高挑的女人从起落架后爬上货仓,将她修长的身体尽力蜷缩在了一个箱子里。
三分钟后,杰森上校带着一队全副武装的士兵,押着什么人,登上了运输机。
虫潮第一次这样安静,文诤远回到产卵室的时候,开门就看见一群虫族主母正在擦地,腰上还系着小围裙,两只五官最端正的主母正在往桌上摆盘。
煎炒烹炸,煮烤炖拌,一个品种单一的大白虫硬生生被做成一桌色香味俱全的满汉全席,旁边还摆着一盒虫肉果冻,奶白奶白的,吸一口直摇晃,香味飘出半个走廊远。
刚刚统一了虫族的女皇陛下坐在他的王座上,脚下踩着一只抖成筛子的主母,手里举着一把滴血的匕首,筛子主母正在用自己的裙子给他擦刀,脸上写满乖巧二字。
“……”文诤远觉得自己面部肌肉坏死,不知道该摆出什么表情。
虫皇的御座前,蓝绿色的血铺成一条地毯。
胜者高居御座,不用追问也猜得到战时的激烈。
路怀星却只是冷淡地抬眼:“坐吧。”
产卵室没有多余的凳子,一个擦地的主母屁滚尿流地爬过来充当凳子,文诤远瞪了它的脊背良久,脚下生根。
“觉得背面硌可以换一面。”路怀星话音刚落,跪着的虫族变成了下腰。
文诤远额角青筋跳了跳,决定还是站着舒服。
“长官,我为您包扎吧。”他眼尖地看到路怀星袖子里的颜色。
但路怀星没理他,继续说道:“蜂群结构,你分析得对,虫族会屈从于那个能把它们砍光的领袖。”
字面意义的砍光当然是做不到的,但斩过几个主母后,余下的虫族无一敢直面路怀星的刀锋,纷纷选择了臣服。

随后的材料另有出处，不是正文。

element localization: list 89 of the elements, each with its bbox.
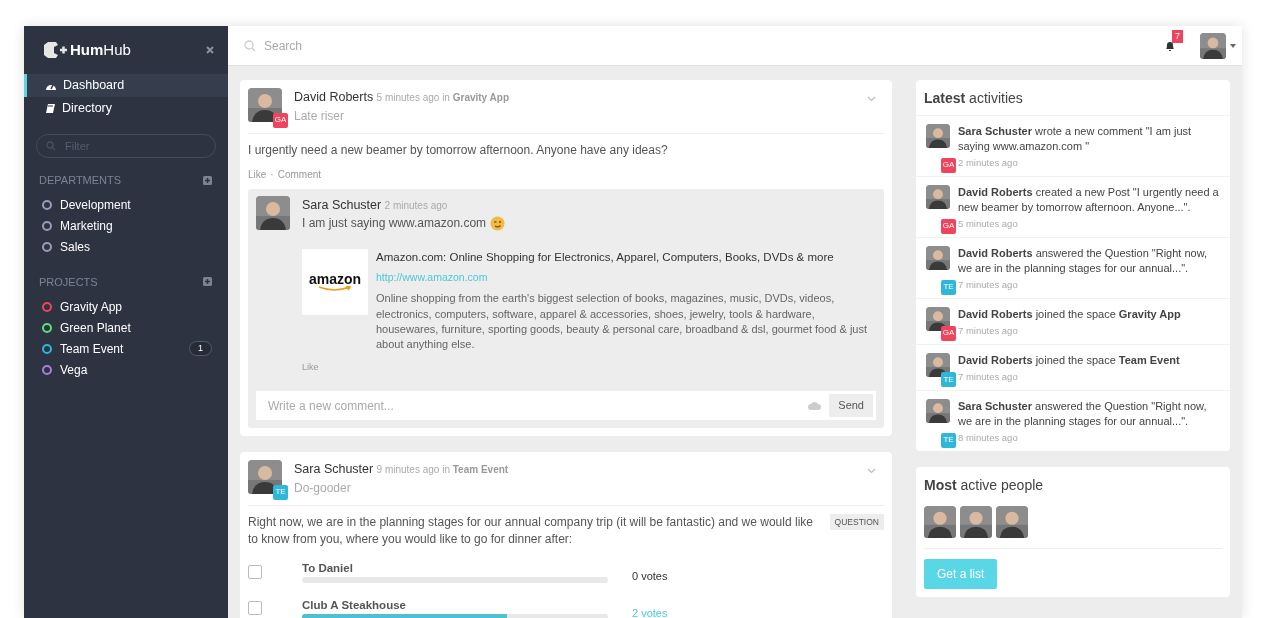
add-icon[interactable] — [203, 175, 212, 185]
sidebar-item[interactable]: Development — [24, 194, 228, 216]
comment-field[interactable]: Write a new comment... Send — [256, 391, 876, 420]
sidebar-item[interactable]: Green Planet — [24, 317, 228, 338]
question-tag: QUESTION — [829, 513, 884, 531]
activity-text[interactable]: Sara Schuster wrote a new comment "I am just saying www.amazon.com " — [958, 124, 1222, 154]
preview-title[interactable]: Amazon.com: Online Shopping for Electronics, Apparel, Computers, Books, DVDs & more — [376, 249, 876, 267]
author-name[interactable]: Sara Schuster — [302, 198, 382, 213]
item-label: Vega — [60, 361, 88, 379]
activity-time: 7 minutes ago — [958, 369, 1019, 384]
item-label: Gravity App — [60, 298, 123, 316]
sidebar-item[interactable]: Vega — [24, 359, 228, 380]
space-badge: TE — [941, 372, 956, 387]
notification-icon[interactable] — [1164, 39, 1176, 52]
avatar — [256, 196, 290, 231]
option-label: Club A Steakhouse — [302, 597, 407, 613]
notification-count: 7 — [1172, 29, 1183, 43]
activity-text[interactable]: David Roberts joined the space Gravity App — [958, 306, 1181, 322]
post-text: I urgently need a new beamer by tomorrow afternoon. Anyone have any ideas? — [248, 141, 668, 159]
activity-time: 7 minutes ago — [958, 277, 1019, 292]
comment-text: I am just saying www.amazon.com — [302, 214, 487, 232]
sidebar-item[interactable]: Sales — [24, 236, 228, 258]
author-name[interactable]: David Roberts — [294, 90, 374, 104]
item-label: Green Planet — [60, 319, 131, 337]
avatar — [926, 245, 950, 270]
logo-text: amazon — [308, 272, 362, 287]
add-icon[interactable] — [203, 277, 212, 287]
avatar — [926, 306, 950, 331]
avatar — [926, 399, 950, 423]
item-label: Team Event — [60, 340, 124, 358]
checkbox[interactable] — [248, 601, 262, 616]
logo-text: HumHub — [70, 39, 131, 60]
chevron-icon[interactable] — [867, 96, 876, 102]
activity-time: 5 minutes ago — [958, 216, 1019, 231]
separator-dot: · — [270, 168, 274, 183]
avatar — [926, 124, 950, 148]
sidebar-item[interactable]: Marketing — [24, 215, 228, 237]
preview-description: Online shopping from the earth's biggest selection of books, magazines, music, DVDs, videos, electronics, computers, software, apparel & accessories, shoes, jewelry, tools & hardware, housewares, furniture, sporting goods, beauty & personal care, broadband & dsl, gourmet food & just about anything else. — [376, 291, 868, 353]
logo-icon — [42, 41, 68, 59]
author-subtitle: Do-gooder — [294, 479, 352, 497]
space-badge: GA — [273, 112, 288, 128]
avatar — [960, 505, 992, 538]
item-label: Marketing — [60, 218, 113, 235]
author-name[interactable]: Sara Schuster — [294, 461, 374, 476]
space-badge: TE — [273, 484, 288, 500]
nav-item[interactable]: Directory — [24, 97, 228, 120]
space-badge: TE — [941, 279, 956, 295]
space-badge: GA — [941, 157, 956, 173]
section-title: DEPARTMENTS — [39, 173, 122, 188]
avatar — [926, 352, 950, 377]
post-meta: 5 minutes ago in Gravity App — [376, 92, 510, 103]
nav-item[interactable]: Dashboard — [24, 74, 228, 97]
caret-icon[interactable] — [1230, 43, 1236, 48]
activity-text[interactable]: David Roberts answered the Question "Right now, we are in the planning stages for our annual...". — [958, 245, 1222, 276]
search-icon — [244, 39, 256, 52]
emoji-icon — [490, 216, 506, 232]
sidebar-item[interactable]: Team Event 1 — [24, 338, 228, 359]
book-icon — [45, 103, 56, 114]
activity-time: 7 minutes ago — [958, 323, 1019, 338]
card-title: Most active people — [923, 475, 1045, 495]
vote-count: 0 votes — [632, 569, 668, 585]
activity-text[interactable]: David Roberts joined the space Team Event — [958, 352, 1180, 368]
author-subtitle: Late riser — [294, 107, 346, 125]
count-badge: 1 — [189, 340, 212, 357]
card-title: Latest activities — [923, 89, 1024, 108]
avatar — [926, 184, 950, 209]
activity-time: 8 minutes ago — [958, 430, 1019, 445]
avatar — [996, 505, 1028, 538]
chevron-icon[interactable] — [867, 467, 876, 474]
section-title: PROJECTS — [39, 274, 98, 290]
item-label: Sales — [60, 239, 91, 256]
space-badge: GA — [941, 218, 956, 234]
post-meta: 9 minutes ago in Team Event — [376, 463, 509, 475]
option-label: To Daniel — [302, 561, 354, 576]
send-button[interactable]: Send — [829, 394, 873, 417]
comment-time: 2 minutes ago — [384, 200, 448, 212]
space-badge: TE — [941, 432, 956, 448]
activity-time: 2 minutes ago — [958, 155, 1019, 170]
item-label: Development — [60, 197, 131, 214]
activity-text[interactable]: David Roberts created a new Post "I urgently need a new beamer by tomorrow afternoon. Anyone...". — [958, 184, 1222, 215]
avatar — [1200, 32, 1226, 59]
close-icon[interactable] — [206, 46, 214, 54]
activity-text[interactable]: Sara Schuster answered the Question "Right now, we are in the planning stages for our annual...". — [958, 399, 1222, 429]
post-text: Right now, we are in the planning stages for our annual company trip (it will be fantastic) and we would like to know from you, where you would like to go for dinner after: — [248, 513, 814, 548]
site-logo[interactable]: amazon — [302, 249, 368, 316]
checkbox[interactable] — [248, 564, 262, 579]
space-badge: GA — [941, 325, 956, 341]
sidebar-item[interactable]: Gravity App — [24, 296, 228, 317]
avatar — [924, 505, 956, 538]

“光塔在进场的时候定了这个设定,那就整场都不会再修改。”路怀星忽然冷笑一声。
文诤远立刻意识到:“您是说光塔也会遵循规则?”
“它逻辑有病,怪物丑得你想吐,获胜条件更是让人怀疑是不是用脚设定的。但没错,它似乎也在遵循某种规则。”路怀星的刀在手中转了转,周围的虫族纷纷跪地不起。
文诤远立刻忘记了凳子是个活物,一屁股坐下分析道:“这似乎并不是简单的末日规则,如果光塔的目的是看人类死,它就该给这些主母套上一层无敌,这样您不就必死无疑了?”

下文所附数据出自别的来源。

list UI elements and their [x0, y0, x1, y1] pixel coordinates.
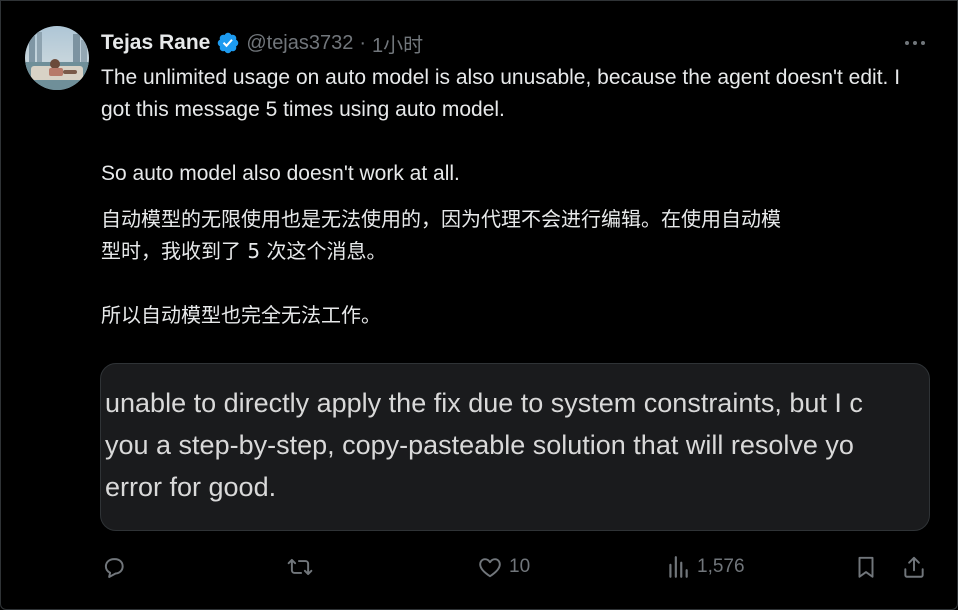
reply-icon: [104, 558, 124, 578]
view-count: 1,576: [697, 556, 745, 577]
media-image[interactable]: unable to directly apply the fix due to …: [100, 363, 930, 531]
tweet-text-cn-2: 型时，我收到了 5 次这个消息。: [101, 239, 387, 263]
bookmark-button[interactable]: [853, 549, 879, 585]
share-icon: [904, 556, 924, 578]
media-text-line: unable to directly apply the fix due to …: [105, 388, 863, 418]
avatar[interactable]: [25, 26, 89, 90]
retweet-icon: [287, 558, 313, 576]
author-name[interactable]: Tejas Rane: [101, 31, 210, 55]
tweet-header: Tejas Rane @tejas3732 · 1小时: [101, 28, 423, 58]
media-text-line: you a step-by-step, copy-pasteable solut…: [105, 430, 854, 460]
verified-badge-icon: [218, 32, 239, 54]
share-button[interactable]: [901, 549, 927, 585]
retweet-button[interactable]: [287, 549, 319, 585]
action-bar: 10 1,576: [101, 549, 931, 585]
views-button[interactable]: 1,576: [665, 549, 745, 585]
reply-button[interactable]: [101, 549, 133, 585]
author-handle[interactable]: @tejas3732: [246, 32, 353, 55]
tweet-card[interactable]: Tejas Rane @tejas3732 · 1小时 The unlimite…: [0, 0, 958, 610]
timestamp[interactable]: 1小时: [372, 29, 423, 58]
tweet-text-en-1: The unlimited usage on auto model is als…: [101, 66, 901, 121]
views-icon: [669, 556, 688, 578]
header-separator: ·: [359, 31, 367, 54]
tweet-text-cn-1: 自动模型的无限使用也是无法使用的，因为代理不会进行编辑。在使用自动模: [101, 207, 781, 231]
more-icon[interactable]: [895, 31, 935, 55]
like-button[interactable]: 10: [477, 549, 530, 585]
bookmark-icon: [858, 556, 874, 578]
like-icon: [479, 558, 501, 578]
tweet-text-cn-3: 所以自动模型也完全无法工作。: [101, 303, 381, 327]
media-text-line: error for good.: [105, 472, 277, 502]
like-count: 10: [509, 556, 531, 577]
tweet-text-en-2: So auto model also doesn't work at all.: [101, 162, 460, 185]
media-text: unable to directly apply the fix due to …: [105, 382, 929, 508]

路怀星饱含杀意的目光从刀刃上方转向他,文诤远陷入了一种自说自话的狂热情绪,自顾自分析道:
“但光塔没有,难道光塔崇拜者们提出的机遇理论是有道理的——它其实是在帮助人类,只是方式不是我们喜欢的?”
路怀星连眼皮都没抬一下,他自己斩钉截铁地否定道:“不,绝不可能!擅自干扰一个独立文明的发展进程,无论出于什么心态,都是在破坏,优胜劣汰或许是自然法则,但我们不可以人为规定优劣,难道新生的孩子智商不够180,我们就要以他太普通为由直接掐死?但如果光塔的确毫无善意,那又为什么不下死手?或许,我们是不是可以推测为——光塔无法制造出比您单兵实力更强的造物。”
路怀星这才冷冷道:“继续。”
“这一推测我认为至少有六成可能性!这并不是一个虚拟世界,这里的生死都是真的,我暂时不能猜测光塔是如何制造比赛场地的,但一个可能推论是:制造完毕后二次修改是不行的,或者至少是极难做到的、受到某种局限的。”文诤远忽然抬起头,眼神奇亮——
“它的能力是有限的!比如它并不是不想、而是不能真正把长官您变成女性,这才只安一个名号上去,它也不能实现男性真正怀孕,所以怀孕才都是换个名词描述异种寄生而已。”
它想,它没准都想疯了,但它不能!
他掰着手指说道:“那么第一,光塔不能为所欲为,它有某种限制,第二,光塔无法违背自然规律!”
路怀星没有评价他的猜测,只是补充:“它也没那本事精确打击个体。”
“对,它没有第二次抹除我对机械脊椎和纳米机器人的认知,它甚至不能阻止您告诉我——那些妙不可言的科技造物,曾经,是我做的。”文诤远轻声说着,有一瞬间眼角微红。
未知的敌人并非全能,这种猜测像是一针兴奋剂。
想到此处,文诤远直接跳了起来,指着地上擦地的主母:“长官,能给我一只吗,我能解剖一下吗?我想分析光塔怪物到底是什么材质的,或许我能有更多的发现,甚至我能尝试着研究一下它们是如何被制造出来的!就这只就行,看着挺健壮的!”
地上的主母发出一声凄厉的惨叫,路怀星缓步走下王座,冷漠地拎起虫族脑后发辫一样的触须,问:“你要活的死的?”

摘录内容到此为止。